The main symptoms of a lack of cobalamin

Vitamin B12 deficiency can manifest itself in many ways. General symptoms are associated with all kinds of anemia, such as fatigue, weakness, shortness of breath, dizziness, palpitations, tingling, numbness in the feet and hands, constipation, memory loss, irritability, or mood disorders. It goes without saying that the diagnosis is quite difficult to establish.

In the columns of the Daily Express, dietitian Helen West highlights another symptom: a swollen tongue. This condition also known as glossitis can develop quickly and without warning. It is characterized by a change in the appearance and color of the tongue, which becomes red and painful, and by atrophy of the papillae.

In addition to a swollen tongue, people with a significant vitamin B12 deficiency can also develop mouth ulcers or a "prick" sensation on the tongue. The latter also plays a role in maintaining balance and coordination, people with severe deficiencies may also "have more difficulty walking and moving," says the dietitian.

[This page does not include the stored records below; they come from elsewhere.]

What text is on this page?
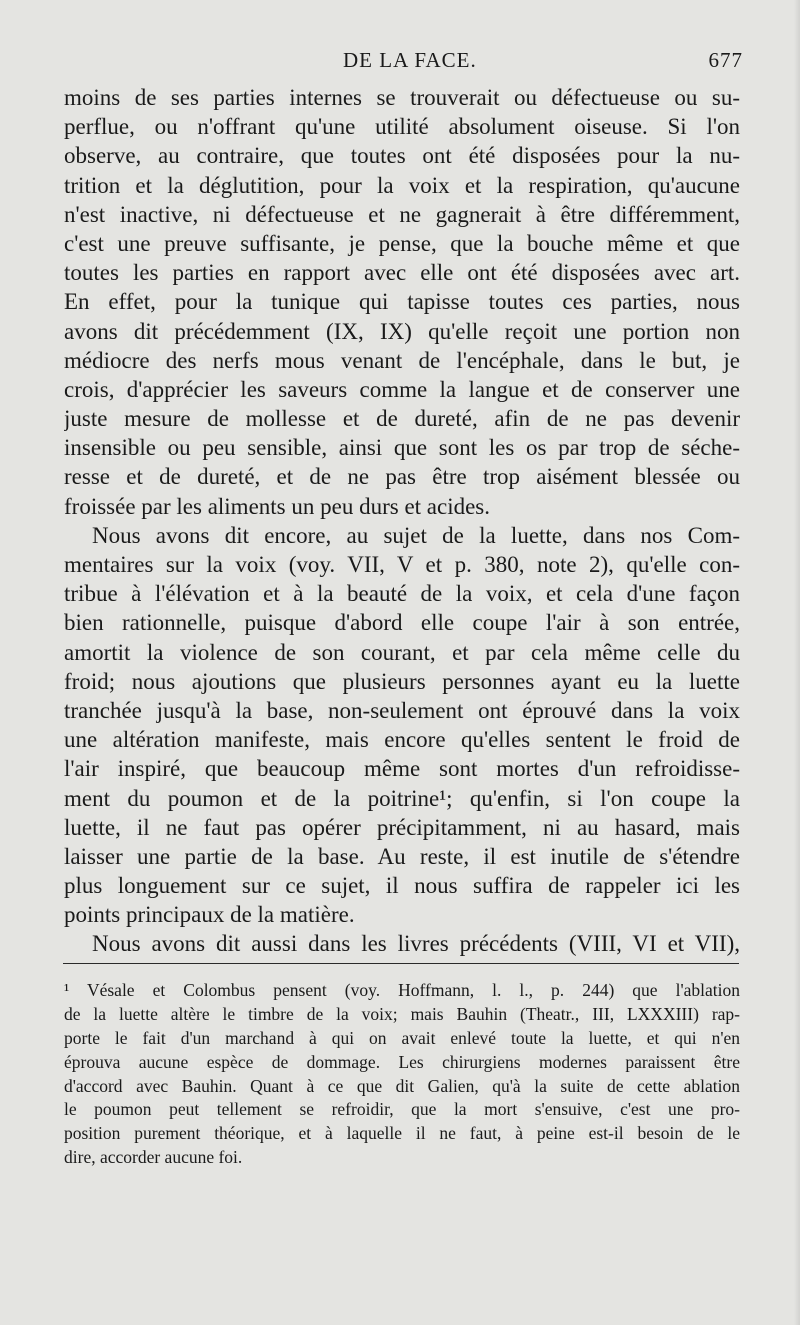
DE LA FACE.	677
moins de ses parties internes se trouverait ou défectueuse ou su-
perflue, ou n'offrant qu'une utilité absolument oiseuse. Si l'on
observe, au contraire, que toutes ont été disposées pour la nu-
trition et la déglutition, pour la voix et la respiration, qu'aucune
n'est inactive, ni défectueuse et ne gagnerait à être différemment,
c'est une preuve suffisante, je pense, que la bouche même et que
toutes les parties en rapport avec elle ont été disposées avec art.
En effet, pour la tunique qui tapisse toutes ces parties, nous
avons dit précédemment (IX, IX) qu'elle reçoit une portion non
médiocre des nerfs mous venant de l'encéphale, dans le but, je
crois, d'apprécier les saveurs comme la langue et de conserver une
juste mesure de mollesse et de dureté, afin de ne pas devenir
insensible ou peu sensible, ainsi que sont les os par trop de séche-
resse et de dureté, et de ne pas être trop aisément blessée ou
froissée par les aliments un peu durs et acides.
Nous avons dit encore, au sujet de la luette, dans nos Com-
mentaires sur la voix (voy. VII, V et p. 380, note 2), qu'elle con-
tribue à l'élévation et à la beauté de la voix, et cela d'une façon
bien rationnelle, puisque d'abord elle coupe l'air à son entrée,
amortit la violence de son courant, et par cela même celle du
froid; nous ajoutions que plusieurs personnes ayant eu la luette
tranchée jusqu'à la base, non-seulement ont éprouvé dans la voix
une altération manifeste, mais encore qu'elles sentent le froid de
l'air inspiré, que beaucoup même sont mortes d'un refroidisse-
ment du poumon et de la poitrine¹; qu'enfin, si l'on coupe la
luette, il ne faut pas opérer précipitamment, ni au hasard, mais
laisser une partie de la base. Au reste, il est inutile de s'étendre
plus longuement sur ce sujet, il nous suffira de rappeler ici les
points principaux de la matière.
Nous avons dit aussi dans les livres précédents (VIII, VI et VII),
¹ Vésale et Colombus pensent (voy. Hoffmann, l. l., p. 244) que l'ablation
de la luette altère le timbre de la voix; mais Bauhin (Theatr., III, LXXXIII) rap-
porte le fait d'un marchand à qui on avait enlevé toute la luette, et qui n'en
éprouva aucune espèce de dommage. Les chirurgiens modernes paraissent être
d'accord avec Bauhin. Quant à ce que dit Galien, qu'à la suite de cette ablation
le poumon peut tellement se refroidir, que la mort s'ensuive, c'est une pro-
position purement théorique, et à laquelle il ne faut, à peine est-il besoin de le
dire, accorder aucune foi.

How to diagnose a deficiency?

When in doubt, the easiest way to detect a deficiency is through a test. Blood tests often give quite vague results. The most reliable test is based on the determination of the concentration of methylmalonic acid (MA) in the urine. Once a doctor reviews the results, supplements or treatments can fill a possible vitamin B12 deficiency. In all cases, it is essential to consult a health professional before taking supplements.